“Good morning Bhaisahab. Do you have a coin-collecting album?” I messaged a dear friend whose family owned, perhaps, the oldest book-cum-stationery store in my town. A few seconds later, he texted, “I used to sell them in the 1970s. Let me check once. Else I will get it made for you!”
A book lover was carried away by the nostalgia of the times when he merrily stocked and sold coin and stamp albums to enthusiastic teenagers. It was early morning, and we were both driving down memory lane.
I had given myself this morning the task of organising and decluttering the locker. Silver coins scurried out from tiny brightly coloured pouches. While those wrapped in plastic cover still shone brightly, the others dragged behind grey and worn out. King George V peeped out from one of the coins, and from yet another, Queen Victoria. The East India Company followed quickly, and then our visionaries and leaders. While the latter were comparatively recent mints, the others dated from 1800.
“Are you taking leave today from work?” My husband surfed the coins-strewn bed, looking for a place to settle down with his newspaper. I was reluctant to return the coins to the box, unwilling to shove back the memories in nooks and corners.
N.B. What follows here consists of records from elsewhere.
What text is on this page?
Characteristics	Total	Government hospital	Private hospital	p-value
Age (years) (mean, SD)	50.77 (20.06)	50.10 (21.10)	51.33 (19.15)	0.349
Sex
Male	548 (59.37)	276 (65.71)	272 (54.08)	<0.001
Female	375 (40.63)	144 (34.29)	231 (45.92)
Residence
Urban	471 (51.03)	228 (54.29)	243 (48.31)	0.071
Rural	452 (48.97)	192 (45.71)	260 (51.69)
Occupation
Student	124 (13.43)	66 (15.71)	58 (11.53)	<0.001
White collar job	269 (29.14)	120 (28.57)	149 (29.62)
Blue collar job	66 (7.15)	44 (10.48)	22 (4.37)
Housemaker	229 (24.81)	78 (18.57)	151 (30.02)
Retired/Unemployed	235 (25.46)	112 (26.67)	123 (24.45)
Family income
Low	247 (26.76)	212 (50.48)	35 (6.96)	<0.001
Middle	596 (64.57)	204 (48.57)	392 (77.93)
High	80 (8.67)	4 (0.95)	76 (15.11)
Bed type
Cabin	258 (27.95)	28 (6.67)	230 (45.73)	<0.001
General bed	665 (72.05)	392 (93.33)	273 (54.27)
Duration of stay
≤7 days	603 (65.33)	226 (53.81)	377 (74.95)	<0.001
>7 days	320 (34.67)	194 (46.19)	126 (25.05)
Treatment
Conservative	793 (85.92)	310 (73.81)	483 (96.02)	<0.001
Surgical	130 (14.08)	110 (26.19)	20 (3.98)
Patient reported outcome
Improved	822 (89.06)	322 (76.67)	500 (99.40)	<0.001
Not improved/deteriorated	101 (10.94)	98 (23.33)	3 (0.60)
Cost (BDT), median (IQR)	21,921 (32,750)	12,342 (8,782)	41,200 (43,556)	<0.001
The coins were excerpts from the life of a father and his little girl, walking hand in hand in the bylanes of Kolkata’s crowded Sonapatti area, rummaging through glass showcases. My father loved collecting old silver and copper coins. He had borrowed my mother’s orange velvet pouch for it.
As I was the oldest of his children and the other two were too busy loitering with friends, he would take me on his treasure hunt and weekly escapades to the silver market, refuelling his childhood passion. From one tiny shop to another, as we scoured the gullies, he would ask the silver smiths if they could procure a particular coin. When they handed him one, he would caress it, read the embossed writing over and over, and explain it to me. He would then pause to remark, “Are you tired? Shall we quit and go home?” I would vehemently nod in disagreement to prove I was equally excited about the treasure.
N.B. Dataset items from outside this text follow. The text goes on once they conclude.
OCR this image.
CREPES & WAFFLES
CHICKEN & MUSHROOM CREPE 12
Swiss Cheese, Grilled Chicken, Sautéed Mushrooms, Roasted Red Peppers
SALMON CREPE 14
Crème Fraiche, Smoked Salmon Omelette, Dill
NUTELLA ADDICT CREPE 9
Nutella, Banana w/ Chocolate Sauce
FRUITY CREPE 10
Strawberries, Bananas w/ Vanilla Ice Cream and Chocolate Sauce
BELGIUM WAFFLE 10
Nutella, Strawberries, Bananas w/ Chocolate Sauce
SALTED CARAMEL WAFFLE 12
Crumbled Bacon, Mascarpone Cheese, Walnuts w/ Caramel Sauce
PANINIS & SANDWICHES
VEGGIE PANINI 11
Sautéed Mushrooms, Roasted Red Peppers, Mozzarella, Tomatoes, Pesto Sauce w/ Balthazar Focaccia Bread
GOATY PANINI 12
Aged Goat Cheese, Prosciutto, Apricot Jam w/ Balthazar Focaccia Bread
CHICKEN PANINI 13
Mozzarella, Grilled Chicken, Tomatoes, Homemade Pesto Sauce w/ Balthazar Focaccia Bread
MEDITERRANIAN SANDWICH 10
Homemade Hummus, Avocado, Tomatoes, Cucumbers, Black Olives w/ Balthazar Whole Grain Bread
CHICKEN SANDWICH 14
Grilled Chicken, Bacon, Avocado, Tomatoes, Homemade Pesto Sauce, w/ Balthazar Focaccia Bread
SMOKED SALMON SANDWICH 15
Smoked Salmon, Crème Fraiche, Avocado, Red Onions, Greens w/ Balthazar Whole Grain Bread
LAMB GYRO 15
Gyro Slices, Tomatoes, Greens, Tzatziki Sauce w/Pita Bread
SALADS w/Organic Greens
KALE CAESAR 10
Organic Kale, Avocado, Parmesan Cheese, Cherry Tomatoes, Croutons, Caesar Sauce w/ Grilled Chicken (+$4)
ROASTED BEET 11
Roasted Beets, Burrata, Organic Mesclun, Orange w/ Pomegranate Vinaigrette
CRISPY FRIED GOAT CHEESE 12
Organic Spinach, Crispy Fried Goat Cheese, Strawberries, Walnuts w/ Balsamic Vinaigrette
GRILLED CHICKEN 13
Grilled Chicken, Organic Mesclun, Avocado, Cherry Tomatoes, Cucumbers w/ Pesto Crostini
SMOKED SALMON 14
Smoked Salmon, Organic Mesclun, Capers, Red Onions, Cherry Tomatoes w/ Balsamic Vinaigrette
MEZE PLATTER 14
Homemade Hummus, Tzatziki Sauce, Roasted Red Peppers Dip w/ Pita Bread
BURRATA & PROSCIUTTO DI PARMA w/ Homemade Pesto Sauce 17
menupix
What started as a means of becoming papa’s favourite child has now become the most precious possession of a middle-aged “daddy’s daughter”. I am transported into a world of love, trust, and security whenever I open the box.
Upon my first visit home as a married daughter, my father asked my mother to hand him over the orange pouch. Sitting beside me, he took out a handful of the silver coins and gazed at them, gently turning them over. His voice was weak and laboured as he mumbled, “Remember, this we bought from Ramesh Bhai. But he always charged exorbitantly. That chavanni was the oldest. I should have purchased it. You were so sleepy that day, remember? And then I had to buy your favourite kaju barfi to keep you from falling off the stool.”
Papa went on for a long time, picking one coin at a time and painting quaint pictures of the days spent hopping on cobbled Kolkata roads in unison.
Each purchase was hooked to some beautiful moment that magically anchored our relationship. He handed me some of the most precious ones. I hesitated. He insisted. I caved. Whenever I visited home, he gave me a few when he saw me packing my suitcase. At the altar of love, the same beautiful ritual where we would sit next to each other and remember a young father and a little daughter, curating not just coins but ever-lasting memories.
It has been years, but he still asks me where I misplaced the copper annas that were my grandmother’s gift to him and that I managed to wangle out for myself! I smile at the thought of the child-like ownership I felt for everything that tied papa to me.
And here I am, sorting the stuff in the drawers, sieving beautiful memories from the junk I have hoarded: endless lines of clothes, jewellery, purses, and shoes randomly purchased for social appearances, long forgotten.
I plan to preserve all the coins in an album. One of my children would cherish the heirloom. I saw in a flash how as a child, he often pulled things from my drawers in search of something to wangle out from me. He tried to persuade me to give my coins but with no success. Finally, he appealed father, and the court ruled that I must hand him the silver coins one day!
I still remember all the pens my son deliberately made me buy. I have packed them all in a brown cardboard box from which I shall hand him some time and again. A sleek piece that cost me a fortune just because he would not budge from the shop. Then another that looked like a gun. And this one with the laser light we purchased from a local fair. He gleefully walked back the long distance to the parking lot, pen tightly held in a fist, oblivious to his hunger pangs and the crowds pushing us around. As the car pulled up, I had to carry the sleepy child to the room, hands across my body, with a tightly held pen. With time, he has moved from home to a boarding school to college. A part of us continues to smile back from the brown cardboard box.